The UK government is seeking cloud providers so as to support its ambition when it comes to increasing its AI compute capacity twentyfold by the end of this decade, in a deal that could be worth £250 million.
The plans have been announced by the Department for Science, Innovation & Technology for a procurement that looks out for cloud providers so as to help to ensure researchers from academia and public institutions, as well as SMEs, get access to the hardware they need.
As per a pre-market engagement notice, it wanted to speed up the innovation and also deliver transformative solutions when it comes to critical domains like energy, climate science, medicine, and advanced materials, therefore supporting economic growth and also public good by way of social value commitments.
The deal happens to be valued at £214.4 million, which excludes the component of VAT, and £250,000,000 inclusive of VAT, as per the notice, which goes on to offer information pertaining to how DSIT would like to engage with its suppliers.
By way of the deal, DSIT went on to say that it wanted to acquire a solution that goes on to integrate with the present portal, which is run by AI Research Resource – AIRR – the suite in terms of advanced supercomputers that offers compute capacity to academia, researchers, and the industry and also offers access to two present supercomputers, which are Isambard-AI at the University of Bristol as well as Dawn at the University of Cambridge.

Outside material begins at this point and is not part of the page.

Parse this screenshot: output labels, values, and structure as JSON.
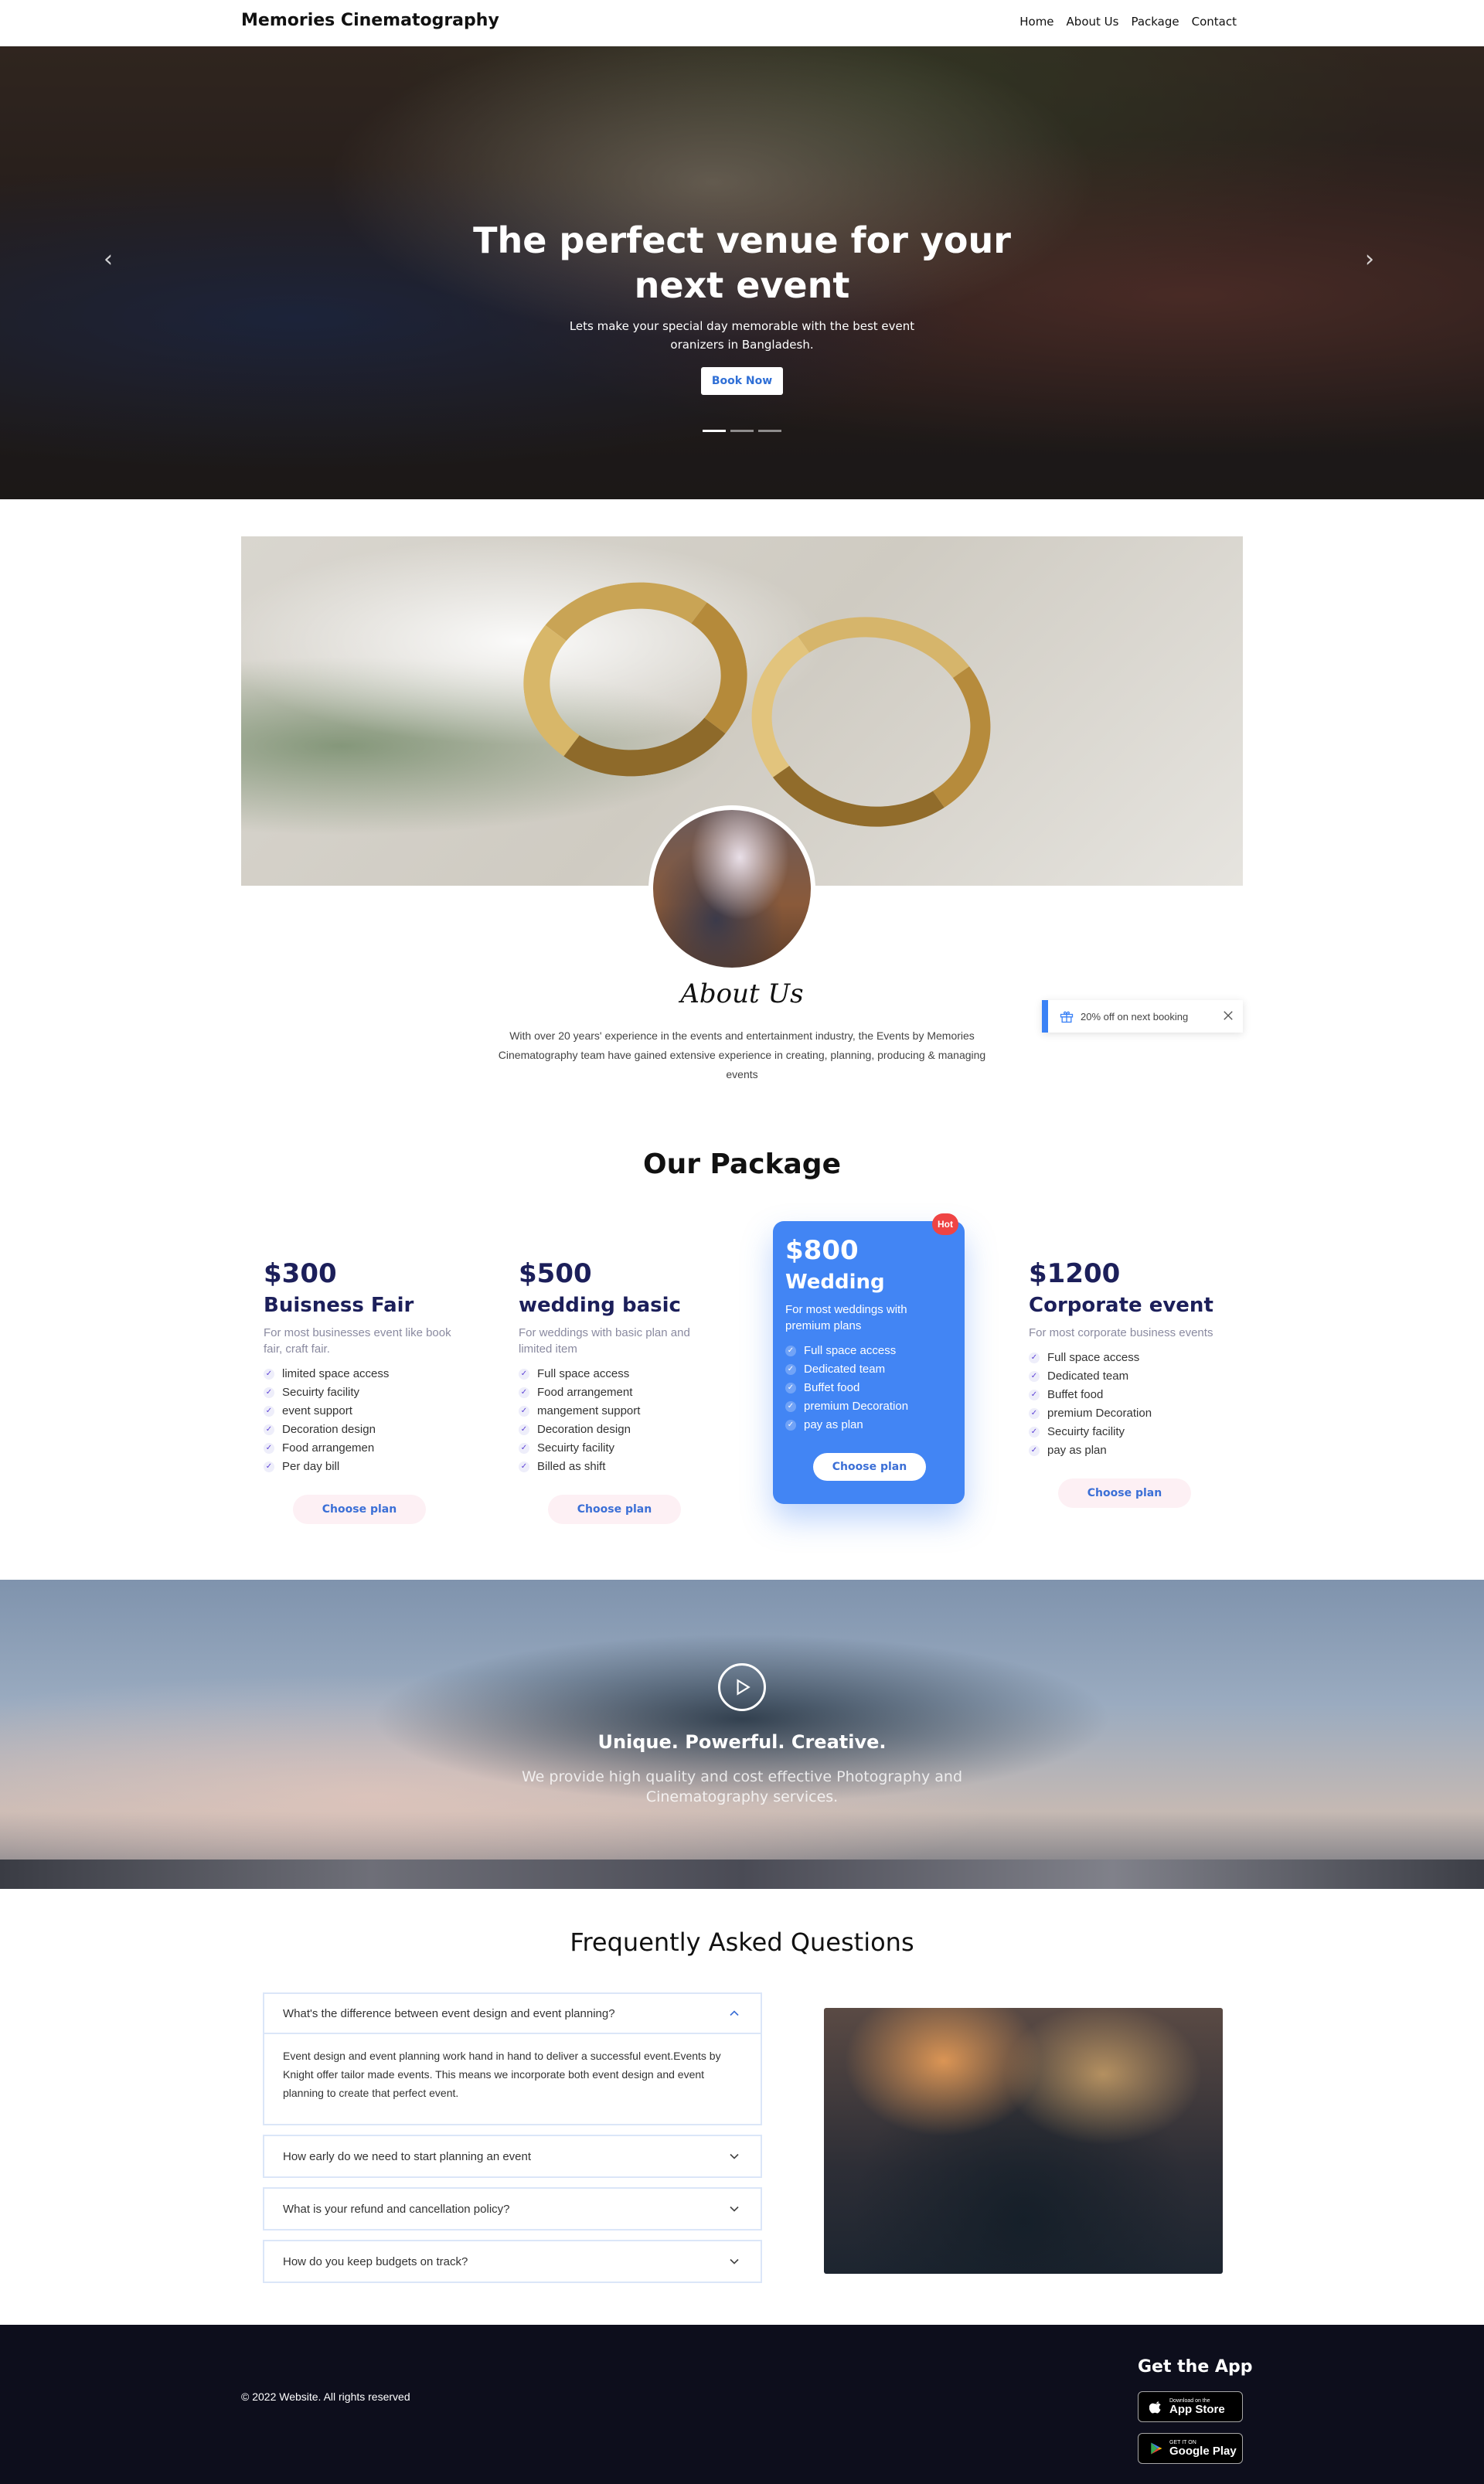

DSIT remarked that it requires a baseline capacity of cloud resources that are accessible to the authorized users by way of the AIRR Portal, either offered directly or by way of a brokered and multi-cloud provider model. It is also seeking on-demand scalability in order to enable access to more GPU capacity that is beyond baseline capacity and also a managed service that will include orchestration for machine learning workloads, secure data storage, usage monitoring, and demand forecasting reporting, as well as active security management. Technical support along with integration also comes as a part of the package.
Isambard-AI, which is billed as the most powerful supercomputer in Britain, came online in the summer. It is based upon the HPE Cray EX4000 system and also incorporates over 5,000 Nvidia Grace-Hopper GPUs. It is forecasted to deliver more than 21 exaFLOPS of 8-bit floating-point performance when it comes to LLM training and over 250 petaFLOPS of 64-bit performance.
On the other hand, Intel, Dell, and the University of Cambridge are developing Dawn, which is also going to support workloads that include academic as well as industrial research, engineering, healthcare, and climate modeling.
Recently, the government went on to promise a package of reforms as well as investment in order to put AI at the heart of the mission by the government in order to drive growth, come up with jobs, and also spread prosperity throughout the country. Apparently, it goes on to include almost £100 million of government support when it comes to British startups.
In the House of Commons, Ian Murray, the minister for digital government and data, said the AI roadmap of the government had been delayed because of the change in technology minister in September 2025.